Was Anke Schäferkordt damit ebenfalls impliziert: Es gelingt dem Fernsehen nicht mehr, die wahren Straßenfeger zu schaffen – riesig erfolgreiche TV-Sendungen, die Millionen Menschen schauen. Bis 2004 gab es solche Megatrends immer wieder: mit «Wer wird Millionär?» und dem Quizboom, mit der «80er Show», mit den Castingshows und allen voran «DSDS», und eben 2004 zuletzt mit dem Dschungelcamp. Letzteres ist auch heute noch erfolgreich, bestätigt aber eher die Regel des neuen Fernsehens: Große Reichweite generiert man durch Events, also durch Programme, die es live einzuschalten lohnt. Wie solche Events als Alleinstellungsmerkmale funktionieren, ist eine der wichtigsten Fragen für Fernsehproduzenten geworden. Auch das ist der neue Mainstream.
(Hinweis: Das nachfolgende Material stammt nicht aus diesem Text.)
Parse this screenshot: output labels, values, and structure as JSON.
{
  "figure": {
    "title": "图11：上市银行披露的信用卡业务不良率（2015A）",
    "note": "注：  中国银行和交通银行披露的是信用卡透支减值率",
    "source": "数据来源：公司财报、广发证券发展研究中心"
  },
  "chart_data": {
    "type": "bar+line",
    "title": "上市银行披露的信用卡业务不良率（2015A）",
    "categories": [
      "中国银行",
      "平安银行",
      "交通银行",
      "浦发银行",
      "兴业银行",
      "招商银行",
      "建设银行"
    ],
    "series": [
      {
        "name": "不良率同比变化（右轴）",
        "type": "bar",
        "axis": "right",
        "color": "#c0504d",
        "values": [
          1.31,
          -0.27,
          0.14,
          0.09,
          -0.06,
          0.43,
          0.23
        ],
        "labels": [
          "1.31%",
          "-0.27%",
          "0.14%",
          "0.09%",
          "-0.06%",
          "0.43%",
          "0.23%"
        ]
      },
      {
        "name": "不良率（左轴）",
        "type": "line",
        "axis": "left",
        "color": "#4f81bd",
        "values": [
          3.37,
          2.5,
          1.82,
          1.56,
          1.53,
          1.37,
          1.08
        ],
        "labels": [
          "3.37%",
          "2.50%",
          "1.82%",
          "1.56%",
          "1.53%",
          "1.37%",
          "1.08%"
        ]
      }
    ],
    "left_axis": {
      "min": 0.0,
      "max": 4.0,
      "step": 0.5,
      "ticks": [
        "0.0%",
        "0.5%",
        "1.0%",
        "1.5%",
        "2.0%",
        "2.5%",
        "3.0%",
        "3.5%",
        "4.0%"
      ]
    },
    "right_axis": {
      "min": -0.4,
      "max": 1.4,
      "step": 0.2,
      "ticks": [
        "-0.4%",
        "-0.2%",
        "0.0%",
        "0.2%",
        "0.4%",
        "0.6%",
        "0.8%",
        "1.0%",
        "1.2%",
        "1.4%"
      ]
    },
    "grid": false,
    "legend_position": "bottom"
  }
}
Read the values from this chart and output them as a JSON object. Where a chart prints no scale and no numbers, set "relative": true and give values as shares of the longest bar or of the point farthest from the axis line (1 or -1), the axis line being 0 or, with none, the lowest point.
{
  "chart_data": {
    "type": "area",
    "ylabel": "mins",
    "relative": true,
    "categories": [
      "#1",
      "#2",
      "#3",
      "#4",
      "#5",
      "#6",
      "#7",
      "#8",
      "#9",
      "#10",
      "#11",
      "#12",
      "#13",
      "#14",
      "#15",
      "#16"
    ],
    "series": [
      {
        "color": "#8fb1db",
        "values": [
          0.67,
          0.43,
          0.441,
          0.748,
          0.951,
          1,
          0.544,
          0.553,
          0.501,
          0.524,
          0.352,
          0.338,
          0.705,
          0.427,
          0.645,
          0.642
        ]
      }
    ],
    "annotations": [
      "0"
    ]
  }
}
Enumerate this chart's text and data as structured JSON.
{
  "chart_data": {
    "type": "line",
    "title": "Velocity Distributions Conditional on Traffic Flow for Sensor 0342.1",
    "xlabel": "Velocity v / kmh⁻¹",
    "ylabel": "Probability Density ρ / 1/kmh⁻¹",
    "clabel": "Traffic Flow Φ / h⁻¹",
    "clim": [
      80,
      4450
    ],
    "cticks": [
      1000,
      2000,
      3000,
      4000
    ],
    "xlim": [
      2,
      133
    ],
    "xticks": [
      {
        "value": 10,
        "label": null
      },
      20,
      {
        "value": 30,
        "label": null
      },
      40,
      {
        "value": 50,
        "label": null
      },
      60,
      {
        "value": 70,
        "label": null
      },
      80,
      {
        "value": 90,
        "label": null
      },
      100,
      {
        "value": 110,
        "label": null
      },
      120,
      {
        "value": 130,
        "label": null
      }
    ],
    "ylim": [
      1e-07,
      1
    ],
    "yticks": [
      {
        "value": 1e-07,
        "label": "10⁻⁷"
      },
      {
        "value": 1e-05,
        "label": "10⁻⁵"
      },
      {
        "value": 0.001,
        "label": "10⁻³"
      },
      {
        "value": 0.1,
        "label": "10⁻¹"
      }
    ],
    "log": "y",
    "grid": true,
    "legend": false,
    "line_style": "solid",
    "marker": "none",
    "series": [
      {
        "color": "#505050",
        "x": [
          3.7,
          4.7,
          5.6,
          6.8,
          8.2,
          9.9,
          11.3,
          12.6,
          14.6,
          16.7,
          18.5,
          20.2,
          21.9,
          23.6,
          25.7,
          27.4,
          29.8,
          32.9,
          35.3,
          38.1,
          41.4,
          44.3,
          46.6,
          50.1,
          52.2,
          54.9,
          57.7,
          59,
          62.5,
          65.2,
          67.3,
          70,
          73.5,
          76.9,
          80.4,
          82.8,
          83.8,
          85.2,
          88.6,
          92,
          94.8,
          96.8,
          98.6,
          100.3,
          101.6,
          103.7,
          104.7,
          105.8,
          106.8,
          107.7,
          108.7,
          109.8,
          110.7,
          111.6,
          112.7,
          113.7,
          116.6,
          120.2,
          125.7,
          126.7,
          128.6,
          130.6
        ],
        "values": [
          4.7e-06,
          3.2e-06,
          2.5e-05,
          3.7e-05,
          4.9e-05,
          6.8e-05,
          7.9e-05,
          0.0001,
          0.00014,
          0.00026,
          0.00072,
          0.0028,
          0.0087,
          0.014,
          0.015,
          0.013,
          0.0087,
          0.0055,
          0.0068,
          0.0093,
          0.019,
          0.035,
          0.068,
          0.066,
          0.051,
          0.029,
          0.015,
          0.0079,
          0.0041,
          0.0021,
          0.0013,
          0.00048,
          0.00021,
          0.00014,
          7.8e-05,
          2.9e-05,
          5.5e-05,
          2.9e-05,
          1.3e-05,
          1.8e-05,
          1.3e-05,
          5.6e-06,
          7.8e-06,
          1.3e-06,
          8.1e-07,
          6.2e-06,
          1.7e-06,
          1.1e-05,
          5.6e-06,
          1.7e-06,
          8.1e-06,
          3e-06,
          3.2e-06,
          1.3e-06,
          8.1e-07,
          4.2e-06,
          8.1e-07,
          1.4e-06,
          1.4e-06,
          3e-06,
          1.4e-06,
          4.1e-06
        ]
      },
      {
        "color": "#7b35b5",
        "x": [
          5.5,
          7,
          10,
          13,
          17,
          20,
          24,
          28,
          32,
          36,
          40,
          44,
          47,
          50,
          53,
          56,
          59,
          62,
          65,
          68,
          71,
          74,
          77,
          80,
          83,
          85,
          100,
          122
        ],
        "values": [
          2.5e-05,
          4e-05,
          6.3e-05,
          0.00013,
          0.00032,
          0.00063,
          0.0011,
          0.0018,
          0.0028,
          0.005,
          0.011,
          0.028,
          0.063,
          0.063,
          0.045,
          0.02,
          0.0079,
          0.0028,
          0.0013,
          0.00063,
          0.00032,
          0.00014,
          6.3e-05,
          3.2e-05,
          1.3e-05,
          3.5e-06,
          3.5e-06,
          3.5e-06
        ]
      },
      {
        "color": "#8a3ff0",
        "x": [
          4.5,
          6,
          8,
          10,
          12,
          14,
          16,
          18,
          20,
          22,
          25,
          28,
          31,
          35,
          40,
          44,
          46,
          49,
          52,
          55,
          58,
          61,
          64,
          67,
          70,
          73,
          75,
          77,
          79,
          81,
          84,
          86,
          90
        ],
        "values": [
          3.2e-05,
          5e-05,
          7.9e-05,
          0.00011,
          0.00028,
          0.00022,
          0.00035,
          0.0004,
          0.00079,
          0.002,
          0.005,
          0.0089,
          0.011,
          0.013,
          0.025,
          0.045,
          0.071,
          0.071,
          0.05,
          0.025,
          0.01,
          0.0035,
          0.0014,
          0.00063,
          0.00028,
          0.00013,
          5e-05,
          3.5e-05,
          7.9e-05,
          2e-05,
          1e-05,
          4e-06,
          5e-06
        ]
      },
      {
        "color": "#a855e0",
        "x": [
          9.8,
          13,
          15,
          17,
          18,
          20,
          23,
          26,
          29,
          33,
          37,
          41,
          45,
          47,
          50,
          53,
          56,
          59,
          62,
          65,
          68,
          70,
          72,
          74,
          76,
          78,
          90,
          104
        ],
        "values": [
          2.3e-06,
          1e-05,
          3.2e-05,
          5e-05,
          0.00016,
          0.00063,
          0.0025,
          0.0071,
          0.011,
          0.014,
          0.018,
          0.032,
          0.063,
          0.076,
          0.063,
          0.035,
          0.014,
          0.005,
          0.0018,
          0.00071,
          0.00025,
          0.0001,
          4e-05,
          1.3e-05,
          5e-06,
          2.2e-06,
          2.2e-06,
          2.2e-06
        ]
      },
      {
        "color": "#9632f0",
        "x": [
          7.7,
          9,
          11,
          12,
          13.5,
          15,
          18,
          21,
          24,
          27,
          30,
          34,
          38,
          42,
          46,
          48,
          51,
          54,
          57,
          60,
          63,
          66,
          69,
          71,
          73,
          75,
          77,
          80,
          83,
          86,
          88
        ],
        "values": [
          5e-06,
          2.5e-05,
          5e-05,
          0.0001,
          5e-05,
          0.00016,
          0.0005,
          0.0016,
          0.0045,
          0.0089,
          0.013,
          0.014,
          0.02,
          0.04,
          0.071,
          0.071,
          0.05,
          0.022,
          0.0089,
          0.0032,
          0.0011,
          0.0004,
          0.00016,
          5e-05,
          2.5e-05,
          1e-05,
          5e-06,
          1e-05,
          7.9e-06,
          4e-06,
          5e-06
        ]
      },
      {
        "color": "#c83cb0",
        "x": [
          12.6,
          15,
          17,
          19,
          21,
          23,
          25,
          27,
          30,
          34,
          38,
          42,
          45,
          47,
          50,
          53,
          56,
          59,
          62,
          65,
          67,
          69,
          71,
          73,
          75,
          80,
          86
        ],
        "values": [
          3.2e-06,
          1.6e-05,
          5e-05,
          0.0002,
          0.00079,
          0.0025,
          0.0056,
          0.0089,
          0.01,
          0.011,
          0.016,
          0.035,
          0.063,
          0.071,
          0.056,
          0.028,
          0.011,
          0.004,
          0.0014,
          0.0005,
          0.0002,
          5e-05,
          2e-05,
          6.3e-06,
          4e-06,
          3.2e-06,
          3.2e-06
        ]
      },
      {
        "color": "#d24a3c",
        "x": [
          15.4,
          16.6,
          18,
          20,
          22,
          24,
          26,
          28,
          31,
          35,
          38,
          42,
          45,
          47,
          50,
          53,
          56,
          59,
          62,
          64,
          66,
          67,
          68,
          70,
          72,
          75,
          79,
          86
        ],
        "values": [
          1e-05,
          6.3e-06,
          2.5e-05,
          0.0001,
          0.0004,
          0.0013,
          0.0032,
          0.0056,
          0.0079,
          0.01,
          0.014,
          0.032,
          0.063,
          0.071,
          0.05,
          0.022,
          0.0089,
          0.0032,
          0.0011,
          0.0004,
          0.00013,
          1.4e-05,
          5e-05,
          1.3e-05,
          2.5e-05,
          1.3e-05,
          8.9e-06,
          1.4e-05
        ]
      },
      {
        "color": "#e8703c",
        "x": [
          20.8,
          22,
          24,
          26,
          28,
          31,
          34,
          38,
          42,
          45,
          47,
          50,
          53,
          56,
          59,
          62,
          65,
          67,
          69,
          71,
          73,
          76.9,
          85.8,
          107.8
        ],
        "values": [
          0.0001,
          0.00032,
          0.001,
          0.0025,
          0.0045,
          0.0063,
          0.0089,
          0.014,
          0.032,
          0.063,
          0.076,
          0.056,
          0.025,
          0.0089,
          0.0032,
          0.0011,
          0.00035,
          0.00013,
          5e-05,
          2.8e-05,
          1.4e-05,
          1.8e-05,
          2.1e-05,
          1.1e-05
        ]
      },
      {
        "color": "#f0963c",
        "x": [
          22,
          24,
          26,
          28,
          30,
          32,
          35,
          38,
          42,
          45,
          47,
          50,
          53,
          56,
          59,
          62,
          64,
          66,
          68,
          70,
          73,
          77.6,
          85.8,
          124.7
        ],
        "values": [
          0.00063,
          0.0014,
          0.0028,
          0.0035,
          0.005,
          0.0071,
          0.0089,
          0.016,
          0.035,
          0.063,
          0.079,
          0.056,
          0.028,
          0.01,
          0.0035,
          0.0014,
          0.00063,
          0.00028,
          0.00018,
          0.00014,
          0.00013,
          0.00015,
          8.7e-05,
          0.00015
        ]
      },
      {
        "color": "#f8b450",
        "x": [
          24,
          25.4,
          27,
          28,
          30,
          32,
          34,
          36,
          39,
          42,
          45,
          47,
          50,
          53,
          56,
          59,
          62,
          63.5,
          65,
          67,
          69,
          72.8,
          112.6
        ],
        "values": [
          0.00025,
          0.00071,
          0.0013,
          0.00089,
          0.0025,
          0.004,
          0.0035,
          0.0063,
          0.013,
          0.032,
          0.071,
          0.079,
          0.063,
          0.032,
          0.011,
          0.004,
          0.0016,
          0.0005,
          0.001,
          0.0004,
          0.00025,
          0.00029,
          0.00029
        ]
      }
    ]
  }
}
Fragmentierung, neuer Mainstream und Reichweite sind die drei wichtigen Herausforderungen der Digitalisierung. Sie bereitet klassischen Sendergruppen vor allem deswegen Probleme, weil eine neue Konkurrenz entstanden ist. Eine, von der man manchmal den Eindruck bekommt, dass sie diese neuen Märkte besser versteht als die Sendergruppen. Die neue Konkurrenz heißt Netflix oder Amazon Instant Video (Video on Demand), auch Mediakraft und Studio71 (YouTube). Oder Google, das als Besitzer von YouTube Macht erhält über die Inhalte, die dort eingestellt werden – und über die Konditionen, zu denen abkassiert wird.

Im Haushalt von Anke Schäferkordt sind, wie sie auf der dmexco aufzählt, zehn Endgeräte verfügbar, über die Inhalte konsumiert werden können. Was Digitalisierung bedeutet, sollte sie also besonders gut wissen.